Myles Cabot, PhD
East Carolina Diabetes and Obesity Institute
115 Heart Drive, Greenville, NC 27834
Department of Biochemistry and Molecular Biology
Brody School of Medicine, East Carolina University
600 Moye Blvd, Greenville, NC 27834
- B.S., Western Carolina University, 1970
- M.A., Western Carolina University, 1972
- Ph.D., The Hebrew University, Hadassah Medical School, Ein Karem, Jerusalem, Israel, 1976
- Postdoctoral, 1976-1978, Damon Runyon-Walter Runyon Postdoctoral Fellow in Cancer Research, Oak Ridge Associated Universities, Oak Ridge National Laboratories, Oak Ridge, Tennessee
Dr. Cabot, a lipid biochemist and cancer cell biologist, has published extensively on the development and reversal of multidrug resistance in cancer. His investigations in chemotherapy resistance were acknowledged with the American Cancer Society’s Science Writer’s Award, 1999. He serves on numerous review panels including those of the National Institutes of Health, the NCI’s Cancer Drug Development and Therapeutics (CDDT) Panel, Department of Defense (DoD) Breast Cancer Research Program, FDA – Modeling Cancer Risk Program, and the United States-Israel Binational Science Foundation. Collaborations – University of Virginia Cancer Center, Charlottesville; Penn State/Hershey Cancer Institute-Milton S. Hershey Medical Center; Georgia Institute of Technology; University of The Basque Country, Bilbao, Spain, and the Institute for Advanced Chemistry of Catalunya, Barcelona, Spain, on issues related to drug discovery and cancer therapy. In-house collaborations, aimed at understanding mitochondrial bioenergetics in chemotherapy resistant cancer: Drs. P. Darrell Neufer and Kelsey Fisher-Wellman (Dept. of Physiology, Brody School of Medicine, and the East Carolina Diabetes and Obesity Institute).
Clinical translational work – In collaboration with physicians and scientists at Los Angeles Children’s Hospital and Texas Tech University, Lubbock, Cabot helped develop use of the Vitamin A analog, 4-HPR (fenretinide) that is currently being evaluated in Phase I/II clinical trials (CerRx) in adult lymphoma, adult solid tumors, and pediatric mixed tumors. In work with scientists and clinicians at UVA and Penn State/Hershey, Cabot contributed to development the Ceramide NanoLiposome (CNL) (Keystone Nano) that is in Phase I, FDA approved clinical trials in patients with advanced solid tumors that have failed conventional chemotherapy.
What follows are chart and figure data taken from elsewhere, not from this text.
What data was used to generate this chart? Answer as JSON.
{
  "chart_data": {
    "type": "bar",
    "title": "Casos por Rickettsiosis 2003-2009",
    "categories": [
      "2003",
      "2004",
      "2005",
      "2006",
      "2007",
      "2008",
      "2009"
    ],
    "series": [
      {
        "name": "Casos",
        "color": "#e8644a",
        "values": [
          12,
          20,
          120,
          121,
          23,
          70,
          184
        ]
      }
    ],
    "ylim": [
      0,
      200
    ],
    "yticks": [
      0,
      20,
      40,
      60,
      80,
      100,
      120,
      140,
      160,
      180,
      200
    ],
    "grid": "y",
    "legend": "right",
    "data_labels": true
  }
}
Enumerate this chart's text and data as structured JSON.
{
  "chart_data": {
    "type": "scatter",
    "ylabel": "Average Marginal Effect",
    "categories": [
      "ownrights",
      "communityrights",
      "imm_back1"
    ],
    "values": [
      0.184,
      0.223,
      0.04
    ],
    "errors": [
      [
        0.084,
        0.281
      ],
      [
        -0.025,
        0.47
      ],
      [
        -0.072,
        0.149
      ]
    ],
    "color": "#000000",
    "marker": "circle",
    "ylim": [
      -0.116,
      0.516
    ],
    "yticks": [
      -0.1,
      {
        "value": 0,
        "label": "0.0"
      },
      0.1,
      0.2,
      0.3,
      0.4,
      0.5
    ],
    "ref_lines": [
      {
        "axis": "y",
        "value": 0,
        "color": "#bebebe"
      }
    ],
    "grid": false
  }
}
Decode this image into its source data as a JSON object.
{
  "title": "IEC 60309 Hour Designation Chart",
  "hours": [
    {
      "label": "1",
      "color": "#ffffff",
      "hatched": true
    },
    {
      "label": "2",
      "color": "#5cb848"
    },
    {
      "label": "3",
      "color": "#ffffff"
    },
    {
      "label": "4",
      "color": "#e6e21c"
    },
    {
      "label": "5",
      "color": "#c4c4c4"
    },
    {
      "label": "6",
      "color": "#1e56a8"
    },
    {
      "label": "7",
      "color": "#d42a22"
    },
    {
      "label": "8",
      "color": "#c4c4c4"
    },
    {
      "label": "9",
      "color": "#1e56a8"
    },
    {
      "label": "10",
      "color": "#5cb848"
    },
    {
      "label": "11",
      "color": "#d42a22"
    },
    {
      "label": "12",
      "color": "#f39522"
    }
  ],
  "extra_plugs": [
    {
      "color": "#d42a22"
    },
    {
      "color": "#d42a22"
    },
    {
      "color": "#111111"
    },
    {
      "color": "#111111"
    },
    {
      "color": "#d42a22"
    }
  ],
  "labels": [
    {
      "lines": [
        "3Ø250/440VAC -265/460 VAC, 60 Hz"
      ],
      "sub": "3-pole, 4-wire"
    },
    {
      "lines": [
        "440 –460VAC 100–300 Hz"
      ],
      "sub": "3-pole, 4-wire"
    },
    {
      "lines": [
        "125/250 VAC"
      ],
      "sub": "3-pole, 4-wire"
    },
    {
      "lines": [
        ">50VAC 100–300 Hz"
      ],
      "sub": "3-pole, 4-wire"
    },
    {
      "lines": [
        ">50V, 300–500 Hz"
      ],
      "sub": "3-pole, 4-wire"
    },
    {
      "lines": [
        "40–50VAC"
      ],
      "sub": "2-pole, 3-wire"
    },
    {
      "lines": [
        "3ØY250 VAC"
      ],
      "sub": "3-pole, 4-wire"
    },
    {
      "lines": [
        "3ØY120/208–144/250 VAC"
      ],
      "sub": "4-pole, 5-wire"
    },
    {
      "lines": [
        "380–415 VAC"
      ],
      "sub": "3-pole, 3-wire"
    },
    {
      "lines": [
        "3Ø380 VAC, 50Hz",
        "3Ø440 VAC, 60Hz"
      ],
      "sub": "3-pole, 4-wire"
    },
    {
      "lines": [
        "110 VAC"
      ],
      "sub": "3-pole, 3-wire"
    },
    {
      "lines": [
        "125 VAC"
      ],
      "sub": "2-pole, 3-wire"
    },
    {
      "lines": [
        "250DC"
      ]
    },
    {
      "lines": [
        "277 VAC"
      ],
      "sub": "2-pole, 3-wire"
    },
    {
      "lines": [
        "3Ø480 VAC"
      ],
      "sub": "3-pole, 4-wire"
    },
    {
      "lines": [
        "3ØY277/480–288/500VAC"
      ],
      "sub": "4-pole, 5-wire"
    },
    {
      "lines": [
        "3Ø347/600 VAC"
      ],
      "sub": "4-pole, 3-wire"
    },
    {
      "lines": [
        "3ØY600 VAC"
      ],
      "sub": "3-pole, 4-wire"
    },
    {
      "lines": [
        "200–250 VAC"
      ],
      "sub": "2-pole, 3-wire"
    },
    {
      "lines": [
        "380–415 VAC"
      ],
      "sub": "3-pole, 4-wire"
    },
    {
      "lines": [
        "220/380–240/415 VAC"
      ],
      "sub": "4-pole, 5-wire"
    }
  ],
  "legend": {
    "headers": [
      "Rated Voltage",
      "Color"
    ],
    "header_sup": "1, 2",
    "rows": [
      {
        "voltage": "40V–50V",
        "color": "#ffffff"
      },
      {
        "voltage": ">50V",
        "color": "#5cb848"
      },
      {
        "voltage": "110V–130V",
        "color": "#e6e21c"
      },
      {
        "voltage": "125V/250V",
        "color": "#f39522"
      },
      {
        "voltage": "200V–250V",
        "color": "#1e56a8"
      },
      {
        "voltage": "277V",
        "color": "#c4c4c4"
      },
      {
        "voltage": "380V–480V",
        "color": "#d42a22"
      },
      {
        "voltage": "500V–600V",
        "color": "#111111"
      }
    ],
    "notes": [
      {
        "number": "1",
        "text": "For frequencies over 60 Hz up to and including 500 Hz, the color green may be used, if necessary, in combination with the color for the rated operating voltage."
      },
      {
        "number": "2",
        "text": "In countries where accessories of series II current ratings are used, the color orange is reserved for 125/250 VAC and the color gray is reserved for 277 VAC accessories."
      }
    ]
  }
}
Research in Cabot’s laboratory focuses on sphingolipid metabolism as it relates to cancer and targeted therapeutics. Sphingolipid metabolism is an area of cancer research that has risen to clinical prominence. This is because ceramide, the aliphatic backbone of sphingolipids, acts as a powerful tumor suppressor, whereas its glycosylated product, glucosylceramide, catalyzed by the enzyme glucosylceramide synthase (GCS), is anti-apoptotic and a biomarker of chemotherapy resistance, as discovered by Cabot and colleagues (Patent # 6,090,565). Ceramidase (acid ceramidase), another important sphingolipid enzyme regulator of cancer cell growth, has recently been identified as a candidate gene for development of new cancer diagnostics and touted as a therapeutic target in metastatic cancer. Like GCS, acid ceramidase dampens the tumor suppressor properties of ceramide via ceramide hydrolysis and leads to the generation of sphingosine 1-phosphate (catalyzed by sphingosine kinase, SPHK), a powerful cancer cell mitogen. Thus, sphingolipid metabolism is a dynamic process with complex orchestration, impact, and clinical application. Importantly, these enzymes are druggable targets. Current models – leukemia (AML); colorectal cancer. Other models – breast, ovarian, and prostate cancer, melanoma, neuroblastoma.
NCI P01 CA171983
Morad SAF, Cabot MC. The Onus of Sphingolipid Enzymes in Cancer Drug Resistance. Adv Cancer Res. 2018;140:235-263.
Morad SAF, Cabot MC. Ceramide-orchestrated signaling in cancer cells. Nat Rev Cancer. Nature Publishing. 2013.
Senchenkov A, Litvak DA, Cabot MC. Targeting ceramide metabolism–a strategy for overcoming drug resistance. J Natl Cancer Inst. 2001.